Obviamente, en esta coyuntura los más afectados son los productos brasileños, que aguardan durante meses que la Aduana argentina les permita entrar. Las prohibiciones incluyen desde automóviles a tornillos, pasando por electrodomésticos, juguetes y hasta golosinas y chocolates.

Contra las quejas de los socios del Mercosur, los empresarios argentinos argumentarán que, pese a las trabas actuales, Brasil sigue teniendo saldo comercial favorable con la Argentina, y que históricamente las restricciones fueron más frecuentes del lado brasileño.

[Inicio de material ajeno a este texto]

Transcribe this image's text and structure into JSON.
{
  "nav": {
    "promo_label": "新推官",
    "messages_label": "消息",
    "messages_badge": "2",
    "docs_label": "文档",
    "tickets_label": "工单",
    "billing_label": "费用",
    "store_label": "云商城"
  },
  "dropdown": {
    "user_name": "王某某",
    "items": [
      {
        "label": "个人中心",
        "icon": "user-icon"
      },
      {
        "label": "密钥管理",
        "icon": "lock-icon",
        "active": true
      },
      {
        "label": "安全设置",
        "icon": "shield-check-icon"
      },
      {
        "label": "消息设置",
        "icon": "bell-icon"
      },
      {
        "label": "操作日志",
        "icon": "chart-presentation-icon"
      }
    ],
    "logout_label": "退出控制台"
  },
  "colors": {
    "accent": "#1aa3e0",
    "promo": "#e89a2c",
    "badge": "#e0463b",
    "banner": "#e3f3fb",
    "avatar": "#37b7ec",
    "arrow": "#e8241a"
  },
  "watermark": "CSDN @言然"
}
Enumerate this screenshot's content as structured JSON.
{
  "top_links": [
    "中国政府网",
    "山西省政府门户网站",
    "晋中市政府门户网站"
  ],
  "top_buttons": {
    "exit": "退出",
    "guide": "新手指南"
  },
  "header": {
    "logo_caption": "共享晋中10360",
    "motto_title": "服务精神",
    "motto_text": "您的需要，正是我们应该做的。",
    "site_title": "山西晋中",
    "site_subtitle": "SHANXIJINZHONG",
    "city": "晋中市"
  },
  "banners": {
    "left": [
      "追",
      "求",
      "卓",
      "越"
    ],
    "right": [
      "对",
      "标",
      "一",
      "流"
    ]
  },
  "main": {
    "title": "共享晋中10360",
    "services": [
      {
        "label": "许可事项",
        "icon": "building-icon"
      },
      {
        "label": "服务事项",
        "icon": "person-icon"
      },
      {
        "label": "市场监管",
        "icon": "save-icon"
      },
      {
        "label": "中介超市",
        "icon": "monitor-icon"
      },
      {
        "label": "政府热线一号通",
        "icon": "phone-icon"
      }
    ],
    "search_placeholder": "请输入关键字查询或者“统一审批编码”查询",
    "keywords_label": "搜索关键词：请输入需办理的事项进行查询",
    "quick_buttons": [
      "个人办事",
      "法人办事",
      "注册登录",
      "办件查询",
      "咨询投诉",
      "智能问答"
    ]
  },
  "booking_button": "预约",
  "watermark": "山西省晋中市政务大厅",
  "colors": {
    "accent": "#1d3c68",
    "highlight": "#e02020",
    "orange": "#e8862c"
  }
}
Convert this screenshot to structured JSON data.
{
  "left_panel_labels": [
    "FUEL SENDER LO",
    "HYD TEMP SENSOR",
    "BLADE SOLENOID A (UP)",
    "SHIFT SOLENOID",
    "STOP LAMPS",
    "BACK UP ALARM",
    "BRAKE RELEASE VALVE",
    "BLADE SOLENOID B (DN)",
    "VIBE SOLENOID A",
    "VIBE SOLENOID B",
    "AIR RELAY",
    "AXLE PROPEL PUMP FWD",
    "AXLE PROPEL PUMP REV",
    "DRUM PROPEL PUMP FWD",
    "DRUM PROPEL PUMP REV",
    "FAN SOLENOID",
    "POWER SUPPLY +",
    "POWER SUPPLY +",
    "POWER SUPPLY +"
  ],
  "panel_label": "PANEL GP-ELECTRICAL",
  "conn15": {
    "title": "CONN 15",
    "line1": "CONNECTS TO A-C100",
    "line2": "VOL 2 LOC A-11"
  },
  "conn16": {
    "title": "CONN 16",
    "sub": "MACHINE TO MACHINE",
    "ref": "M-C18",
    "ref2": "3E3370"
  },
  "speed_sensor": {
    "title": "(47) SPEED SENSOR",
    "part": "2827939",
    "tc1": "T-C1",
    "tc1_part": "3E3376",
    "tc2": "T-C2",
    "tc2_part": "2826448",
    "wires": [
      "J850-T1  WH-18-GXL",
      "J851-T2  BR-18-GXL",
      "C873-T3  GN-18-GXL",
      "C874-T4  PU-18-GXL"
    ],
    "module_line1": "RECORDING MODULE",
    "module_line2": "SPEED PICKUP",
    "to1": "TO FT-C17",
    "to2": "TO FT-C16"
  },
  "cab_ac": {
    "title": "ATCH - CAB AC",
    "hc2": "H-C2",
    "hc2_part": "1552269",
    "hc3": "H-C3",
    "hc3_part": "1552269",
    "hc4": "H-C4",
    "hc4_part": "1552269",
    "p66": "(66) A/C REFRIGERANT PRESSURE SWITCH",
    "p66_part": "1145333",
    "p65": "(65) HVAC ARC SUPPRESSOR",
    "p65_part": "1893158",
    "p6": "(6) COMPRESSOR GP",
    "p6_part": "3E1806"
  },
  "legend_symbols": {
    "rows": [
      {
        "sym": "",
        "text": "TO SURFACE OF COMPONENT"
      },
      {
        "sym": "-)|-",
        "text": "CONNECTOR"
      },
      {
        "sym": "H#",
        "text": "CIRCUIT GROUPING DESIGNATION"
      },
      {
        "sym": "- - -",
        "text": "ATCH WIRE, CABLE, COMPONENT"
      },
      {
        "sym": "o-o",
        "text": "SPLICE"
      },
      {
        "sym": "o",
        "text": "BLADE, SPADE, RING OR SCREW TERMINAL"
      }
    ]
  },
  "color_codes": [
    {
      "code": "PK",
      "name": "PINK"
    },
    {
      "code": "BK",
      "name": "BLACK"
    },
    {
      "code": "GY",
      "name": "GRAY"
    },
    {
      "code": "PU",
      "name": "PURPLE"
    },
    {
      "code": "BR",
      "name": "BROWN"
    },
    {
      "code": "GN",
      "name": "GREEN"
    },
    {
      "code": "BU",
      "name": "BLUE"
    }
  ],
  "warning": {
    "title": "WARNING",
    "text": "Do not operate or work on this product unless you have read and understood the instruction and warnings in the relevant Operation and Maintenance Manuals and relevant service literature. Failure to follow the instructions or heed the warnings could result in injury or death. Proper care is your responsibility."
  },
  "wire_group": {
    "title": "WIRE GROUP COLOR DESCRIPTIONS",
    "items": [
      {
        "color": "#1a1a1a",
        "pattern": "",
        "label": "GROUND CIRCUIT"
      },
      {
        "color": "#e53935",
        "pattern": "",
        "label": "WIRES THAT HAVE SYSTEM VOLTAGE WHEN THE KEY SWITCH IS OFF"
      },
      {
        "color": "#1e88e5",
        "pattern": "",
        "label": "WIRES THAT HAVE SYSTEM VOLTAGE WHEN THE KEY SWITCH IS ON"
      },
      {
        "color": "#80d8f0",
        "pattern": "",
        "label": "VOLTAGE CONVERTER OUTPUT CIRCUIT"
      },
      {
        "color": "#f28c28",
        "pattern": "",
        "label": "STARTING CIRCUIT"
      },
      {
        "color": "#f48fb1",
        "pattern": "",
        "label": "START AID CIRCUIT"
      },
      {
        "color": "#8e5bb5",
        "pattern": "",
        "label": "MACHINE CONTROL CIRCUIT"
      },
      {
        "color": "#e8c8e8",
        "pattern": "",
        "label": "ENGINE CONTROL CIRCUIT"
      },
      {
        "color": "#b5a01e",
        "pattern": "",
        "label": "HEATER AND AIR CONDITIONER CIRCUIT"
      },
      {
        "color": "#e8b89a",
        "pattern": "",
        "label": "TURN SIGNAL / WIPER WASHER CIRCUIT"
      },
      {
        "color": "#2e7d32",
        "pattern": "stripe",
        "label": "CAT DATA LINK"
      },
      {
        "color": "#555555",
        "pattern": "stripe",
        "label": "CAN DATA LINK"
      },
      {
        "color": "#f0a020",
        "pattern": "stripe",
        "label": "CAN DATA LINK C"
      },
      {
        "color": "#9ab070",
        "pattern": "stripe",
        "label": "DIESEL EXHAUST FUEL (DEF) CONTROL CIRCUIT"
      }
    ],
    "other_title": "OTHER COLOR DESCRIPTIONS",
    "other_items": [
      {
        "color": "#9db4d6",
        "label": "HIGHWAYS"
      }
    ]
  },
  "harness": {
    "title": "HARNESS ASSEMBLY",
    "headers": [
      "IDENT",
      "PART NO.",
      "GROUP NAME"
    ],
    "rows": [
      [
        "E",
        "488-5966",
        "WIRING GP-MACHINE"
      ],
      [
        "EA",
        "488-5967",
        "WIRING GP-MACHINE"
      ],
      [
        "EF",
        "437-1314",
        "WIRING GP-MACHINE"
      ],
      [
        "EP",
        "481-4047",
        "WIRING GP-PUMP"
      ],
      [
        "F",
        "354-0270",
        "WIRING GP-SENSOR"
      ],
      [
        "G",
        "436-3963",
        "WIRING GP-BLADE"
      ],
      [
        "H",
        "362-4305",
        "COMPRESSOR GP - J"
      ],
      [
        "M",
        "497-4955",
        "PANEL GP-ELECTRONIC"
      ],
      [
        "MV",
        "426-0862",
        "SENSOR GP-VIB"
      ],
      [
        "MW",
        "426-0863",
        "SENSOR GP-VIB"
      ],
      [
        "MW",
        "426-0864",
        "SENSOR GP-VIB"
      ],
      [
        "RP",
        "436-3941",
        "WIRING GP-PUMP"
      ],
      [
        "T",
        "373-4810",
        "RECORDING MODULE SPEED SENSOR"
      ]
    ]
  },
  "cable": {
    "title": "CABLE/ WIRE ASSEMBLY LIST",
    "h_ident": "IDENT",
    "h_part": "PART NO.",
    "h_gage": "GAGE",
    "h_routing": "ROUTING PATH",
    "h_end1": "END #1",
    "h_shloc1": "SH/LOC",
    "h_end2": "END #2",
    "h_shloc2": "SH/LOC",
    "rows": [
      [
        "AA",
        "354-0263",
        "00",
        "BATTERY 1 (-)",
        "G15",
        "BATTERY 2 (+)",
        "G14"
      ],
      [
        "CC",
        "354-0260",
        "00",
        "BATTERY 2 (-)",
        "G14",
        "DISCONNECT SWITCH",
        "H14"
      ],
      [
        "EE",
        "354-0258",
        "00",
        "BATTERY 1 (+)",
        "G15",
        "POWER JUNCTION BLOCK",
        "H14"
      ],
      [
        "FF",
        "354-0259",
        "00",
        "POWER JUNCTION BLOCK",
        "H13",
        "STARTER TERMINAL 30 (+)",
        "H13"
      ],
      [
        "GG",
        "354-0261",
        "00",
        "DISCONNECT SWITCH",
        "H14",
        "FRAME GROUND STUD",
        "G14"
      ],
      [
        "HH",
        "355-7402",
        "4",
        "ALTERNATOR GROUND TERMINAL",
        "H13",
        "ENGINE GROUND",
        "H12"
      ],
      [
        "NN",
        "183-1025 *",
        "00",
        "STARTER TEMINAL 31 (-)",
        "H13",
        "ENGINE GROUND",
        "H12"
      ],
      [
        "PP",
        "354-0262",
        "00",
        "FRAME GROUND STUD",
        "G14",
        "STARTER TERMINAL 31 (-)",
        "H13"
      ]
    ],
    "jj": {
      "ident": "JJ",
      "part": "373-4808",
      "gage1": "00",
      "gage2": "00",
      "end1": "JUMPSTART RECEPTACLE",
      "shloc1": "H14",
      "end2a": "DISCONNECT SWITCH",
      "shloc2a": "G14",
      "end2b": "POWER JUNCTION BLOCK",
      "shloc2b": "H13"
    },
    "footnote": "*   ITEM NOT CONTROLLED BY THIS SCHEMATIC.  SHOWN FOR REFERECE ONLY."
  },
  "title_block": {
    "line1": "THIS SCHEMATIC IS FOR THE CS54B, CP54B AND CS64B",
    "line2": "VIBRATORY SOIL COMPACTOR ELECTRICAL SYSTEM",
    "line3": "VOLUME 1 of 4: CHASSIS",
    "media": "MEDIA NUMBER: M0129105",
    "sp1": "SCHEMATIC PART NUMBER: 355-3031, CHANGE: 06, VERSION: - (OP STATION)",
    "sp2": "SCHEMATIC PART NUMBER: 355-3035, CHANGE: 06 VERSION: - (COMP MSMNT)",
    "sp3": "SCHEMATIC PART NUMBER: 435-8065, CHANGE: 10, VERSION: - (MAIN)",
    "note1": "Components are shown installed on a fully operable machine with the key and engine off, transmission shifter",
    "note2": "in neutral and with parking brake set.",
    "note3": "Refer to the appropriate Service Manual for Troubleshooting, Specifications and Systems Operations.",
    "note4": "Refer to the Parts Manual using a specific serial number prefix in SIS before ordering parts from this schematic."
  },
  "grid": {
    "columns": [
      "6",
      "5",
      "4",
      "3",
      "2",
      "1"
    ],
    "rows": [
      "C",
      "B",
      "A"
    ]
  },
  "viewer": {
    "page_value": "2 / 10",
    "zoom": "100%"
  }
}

Como se ve, el clima con que se encararán estas charlas no es el más propicio para «explorar oportunidades de negocios en común».

En tanto, ayer el denominado Grupo de los Seis (G-6) se entrevistó con la embajadora de Estados Unidos Vilma Socorro Martínez en la sede de la representación diplomática. Después del encuentro no hubo comunicados ni «off the record», pero es un hecho que se habló de los inconvenientes que causa a la actividad económica las medidas sancionadas por el Gobierno argentino para conformar a las disposiciones del Grupo de Acción Financiera, el organismo antilavado continental. Uno de los presentes fue Adelmo Gabbi, titular de la Bolsa porteña, que suele afirmar que los requisitos que ahora regulan la actividad bursátil local son más estrictas que las que rigen a la New York Stock Exchange. Además, estuvieron Jorge Brito (ADEBA), Carlos de la Vega (Cámara de Comercio), Carlos Wagner (Construcción), Hugo Luis Biolcati (Sociedad Rural) y Federico Nicholson (UIA, en reemplazo de De Mendiguren, de viaje).

Los empresarios pensaban tener resuelto ese frente hace tiempo: el titular de la local UIF (Unidad de Información Financiera) José Sbatella les había prometido suavizar las medidas, pero el funcionario está atrapado en otros menesteres, como -por caso- la investigación sobre Sergio Schoklender. Antes de entrar a ver a la embajadora, Nicholson le prometió a Biolcati que la UIA no iba a alinearse con el Gobierno en contra del campo. Le costó convencerlo; el hombre del Grupo Ledesma iba a ser el orador principal en el lanzamiento del Plan Alimentario que iba a anunciar la Presidente para confrontar las afirmaciones que hizo el titular de La Sociedad Rural en su discurso del sábado, en el que afirmó que las políticas oficiales provocaban la falta de alimentos.

A Nicholson lo ayudó primero el clima (el lunes se suspendió la ceremonia por el temporal) y después la decisión de la Presidente de posponer el lanzamiento de ese plan hasta el 1 de septiembre, por razones que no fueron explicadas. De todos modos, la relación entre la UIA y La Rural no pasa hoy por su mejor momento; se espera que el regreso de De Mendiguren a las reuniones del G-6 ayude a restaurar la paz en ese frente.

El viaje a Brasil, además, devaluó la asamblea de la AILA (Asociación de Industriales Latinoamericanos) que se hará mañana en la sede de la Unión Industrial Argentina; estaba prevista la presencia de la ministra de Industria, Débora Giorgi (viaja con la Presidente), y muchos dirigentes brasileños y argentinos a esa hora estarán en Brasilia.